Nuestros visitantes sentían la fascinación de esa entidad enigmática, y nuestros compatriotas ilustrados secundaban su encanto estético. Por supuesto, pasada la primera fase del Romanticismo, que tan anómalo curso tuvo en España, el enigma de este «pueblo» nuestro angustiaría a los intelectuales preocupados con su destino y empeñados en escrutar sus características, fustigando sus pretendidos vicios congénitos, intentando un diagnóstico de sus males y buscándoles adecuado remedio. Sin duda, la elaboración artística del que se llamó «problema de España» era capaz en todo caso de salvar, desde el punto de vista estético, aun aquello que desde un punto de vista intelectual o moral pudiera quizá considerarse lamentable y aun detestable, dignificándolo así en último extremo.

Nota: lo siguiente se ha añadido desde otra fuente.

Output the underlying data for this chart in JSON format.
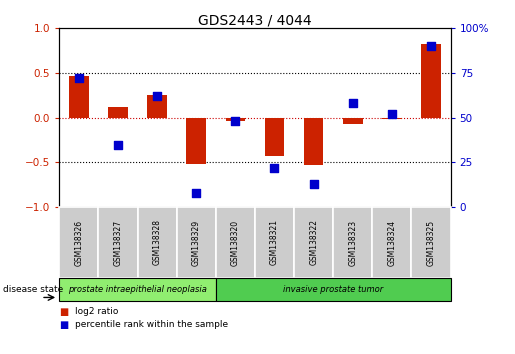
{
  "title": "GDS2443 / 4044",
  "samples": [
    "GSM138326",
    "GSM138327",
    "GSM138328",
    "GSM138329",
    "GSM138320",
    "GSM138321",
    "GSM138322",
    "GSM138323",
    "GSM138324",
    "GSM138325"
  ],
  "log2_ratio": [
    0.47,
    0.12,
    0.25,
    -0.52,
    -0.04,
    -0.43,
    -0.53,
    -0.07,
    -0.02,
    0.82
  ],
  "percentile_rank": [
    72,
    35,
    62,
    8,
    48,
    22,
    13,
    58,
    52,
    90
  ],
  "groups": [
    {
      "label": "prostate intraepithelial neoplasia",
      "start": 0,
      "end": 4,
      "color": "#90ee70"
    },
    {
      "label": "invasive prostate tumor",
      "start": 4,
      "end": 10,
      "color": "#50cc50"
    }
  ],
  "bar_color": "#cc2200",
  "dot_color": "#0000cc",
  "left_axis_color": "#cc2200",
  "right_axis_color": "#0000cc",
  "ylim_left": [
    -1.0,
    1.0
  ],
  "ylim_right": [
    0,
    100
  ],
  "yticks_left": [
    -1,
    -0.5,
    0,
    0.5,
    1
  ],
  "yticks_right": [
    0,
    25,
    50,
    75,
    100
  ],
  "hline_positions": [
    0.5,
    0.0,
    -0.5
  ],
  "hline_colors": [
    "black",
    "#cc0000",
    "black"
  ],
  "hline_styles": [
    "dotted",
    "dotted",
    "dotted"
  ],
  "disease_state_label": "disease state",
  "legend_items": [
    {
      "label": "log2 ratio",
      "color": "#cc2200"
    },
    {
      "label": "percentile rank within the sample",
      "color": "#0000cc"
    }
  ],
  "bar_width": 0.5,
  "dot_size": 35,
  "sample_box_color": "#cccccc",
  "fig_width": 5.15,
  "fig_height": 3.54,
  "dpi": 100
}
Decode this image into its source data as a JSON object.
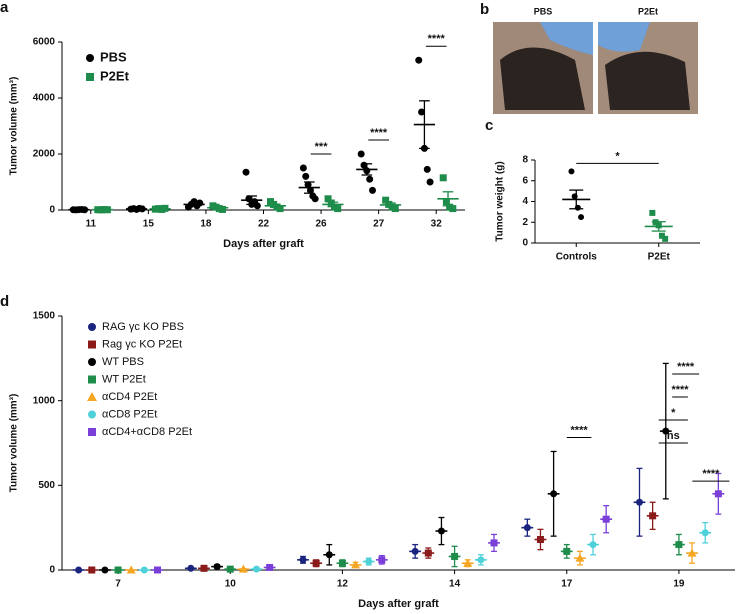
{
  "panel_b": {
    "label": "b",
    "photos": [
      "PBS",
      "P2Et"
    ]
  },
  "chart_data": [
    {
      "type": "dot",
      "label": "a",
      "x_label": "Days after graft",
      "y_label": "Tumor volume (mm³)",
      "categories": [
        "11",
        "15",
        "18",
        "22",
        "26",
        "27",
        "32"
      ],
      "ylim": [
        0,
        6000
      ],
      "yticks": [
        0,
        2000,
        4000,
        6000
      ],
      "legend": "upper left",
      "series": [
        {
          "name": "PBS",
          "color": "#000000",
          "marker": "circle",
          "values": [
            10,
            40,
            200,
            350,
            800,
            1450,
            3050
          ],
          "errors": [
            5,
            10,
            40,
            150,
            200,
            200,
            850
          ],
          "points": [
            [
              10,
              5,
              15,
              20,
              10
            ],
            [
              30,
              50,
              20,
              60,
              40
            ],
            [
              100,
              200,
              300,
              150,
              250
            ],
            [
              1350,
              400,
              200,
              300,
              150
            ],
            [
              1500,
              1200,
              900,
              700,
              500,
              400
            ],
            [
              2000,
              1600,
              1400,
              1100,
              700
            ],
            [
              5350,
              3500,
              2200,
              1450,
              1000
            ]
          ]
        },
        {
          "name": "P2Et",
          "color": "#1e8c4a",
          "marker": "square",
          "values": [
            10,
            40,
            80,
            150,
            200,
            180,
            400
          ],
          "errors": [
            5,
            10,
            30,
            60,
            80,
            70,
            250
          ],
          "points": [
            [
              10,
              5,
              15,
              10
            ],
            [
              30,
              50,
              20,
              60
            ],
            [
              150,
              100,
              50,
              20
            ],
            [
              300,
              200,
              100,
              50
            ],
            [
              400,
              250,
              100,
              50
            ],
            [
              350,
              200,
              100,
              50
            ],
            [
              1150,
              300,
              100,
              50
            ]
          ]
        }
      ],
      "annotations": [
        {
          "text": "***",
          "category": 4
        },
        {
          "text": "****",
          "category": 5
        },
        {
          "text": "****",
          "category": 6
        }
      ]
    },
    {
      "type": "dot",
      "label": "c",
      "y_label": "Tumor weight (g)",
      "categories": [
        "Controls",
        "P2Et"
      ],
      "ylim": [
        0,
        8
      ],
      "yticks": [
        0,
        2,
        4,
        6,
        8
      ],
      "series": [
        {
          "colors": [
            "#000000",
            "#1e8c4a"
          ],
          "markers": [
            "circle",
            "square"
          ],
          "values": [
            4.2,
            1.6
          ],
          "errors": [
            0.9,
            0.45
          ],
          "points": [
            [
              6.9,
              4.5,
              3.4,
              2.5
            ],
            [
              2.9,
              2.0,
              1.7,
              0.7,
              0.4
            ]
          ]
        }
      ],
      "annotations": [
        {
          "text": "*",
          "categories": [
            0,
            1
          ]
        }
      ]
    },
    {
      "type": "dot",
      "label": "d",
      "x_label": "Days after graft",
      "y_label": "Tumor volume (mm³)",
      "categories": [
        "7",
        "10",
        "12",
        "14",
        "17",
        "19"
      ],
      "ylim": [
        0,
        1500
      ],
      "yticks": [
        0,
        500,
        1000,
        1500
      ],
      "legend": "upper left",
      "series": [
        {
          "name": "RAG γc KO PBS",
          "color": "#1a237e",
          "marker": "circle",
          "values": [
            0,
            10,
            60,
            110,
            250,
            400
          ],
          "errors": [
            0,
            5,
            20,
            40,
            50,
            200
          ]
        },
        {
          "name": "Rag γc  KO P2Et",
          "color": "#8b1a1a",
          "marker": "square",
          "values": [
            0,
            10,
            40,
            100,
            180,
            320
          ],
          "errors": [
            0,
            5,
            20,
            30,
            60,
            80
          ]
        },
        {
          "name": "WT PBS",
          "color": "#000000",
          "marker": "circle",
          "values": [
            0,
            20,
            90,
            230,
            450,
            820
          ],
          "errors": [
            0,
            10,
            60,
            80,
            250,
            400
          ]
        },
        {
          "name": "WT P2Et",
          "color": "#1e8c4a",
          "marker": "square",
          "values": [
            0,
            5,
            40,
            80,
            110,
            150
          ],
          "errors": [
            0,
            5,
            20,
            60,
            40,
            60
          ]
        },
        {
          "name": "αCD4 P2Et",
          "color": "#f5a623",
          "marker": "triangle",
          "values": [
            0,
            5,
            30,
            40,
            70,
            100
          ],
          "errors": [
            0,
            3,
            15,
            20,
            40,
            60
          ]
        },
        {
          "name": "αCD8 P2Et",
          "color": "#4fd1d9",
          "marker": "circle",
          "values": [
            0,
            5,
            50,
            60,
            150,
            220
          ],
          "errors": [
            0,
            5,
            20,
            30,
            60,
            60
          ]
        },
        {
          "name": "αCD4+αCD8 P2Et",
          "color": "#7b3fd9",
          "marker": "square",
          "values": [
            0,
            15,
            60,
            160,
            300,
            450
          ],
          "errors": [
            0,
            5,
            25,
            50,
            80,
            120
          ]
        }
      ],
      "annotations": [
        {
          "text": "****",
          "category": 4
        },
        {
          "text": "ns",
          "category": 5
        },
        {
          "text": "*",
          "category": 5
        },
        {
          "text": "****",
          "category": 5
        },
        {
          "text": "****",
          "category": 5
        },
        {
          "text": "****",
          "category": 5,
          "side": "right"
        }
      ]
    }
  ]
}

El escritor Francisco de Ayala
El escritor Francisco de Ayala - José Luis Álvarez

Quien recuerde, por ejemplo, las sonadas campañas antitaurinas y, en general, anticasticistas de un Eugenio Noel, no dejará de reconocer en su actitud un tanto frenética una marcada ambivalencia, que le permitía complacerse en eso mismo que estaba aplicado a denostar y demoler, y ¿cuánto deleite no hallaba el escritor en aquello que con tanto encono denigraba?

En los poemas de un Antonio Machado, que —estos sí— están sin duda en la memoria de todos nosotros, nadie dejará de admirar la belleza lapidaria de sus famosos y siempre citados vituperios: «la España de charanga y pandereta», «esa España inferior que ora y embiste cuando se digna usar de la cabeza», «un trozo de planeta por donde cruza errante la sombra de Caín». Evidentemente, hay ahí un placer estético que en nada atenúa —antes bien refuerza— la dura reprobación que esas caracterizaciones implicaban en el renovador afán «regeneracionista» de don Antonio... Todo esto pertenece a un período histórico ya cerrado: el período del tardío y resentido nacionalismo español que la derrota de 1898 exacerbaría al insistir, con múltiples variaciones, en las posiciones e interpretaciones, más bien delirantes, que Ganivet había enunciado en ese «Idearium» suyo de tan dilatada y poco benéfica influencia.

Pero, como decía al comienzo, cualquier mínimo pretexto sirve todavía para concitar una vez más entre nuestros comentaristas de la actualidad el cliché de la irreductible esencia española, aunque sea ya tan sólo en manera desmayada y en su vertiente negativa, ahora que, con ridículo anacronismo, se intenta sustituir en el ánimo de los peninsulares (y, cómo no, también, por supuesto, en el de los isleños) el viejo, gastado y ya inservible cliché españolista, reemplazándolo por el de otras irreductibles esencias de más corto radio».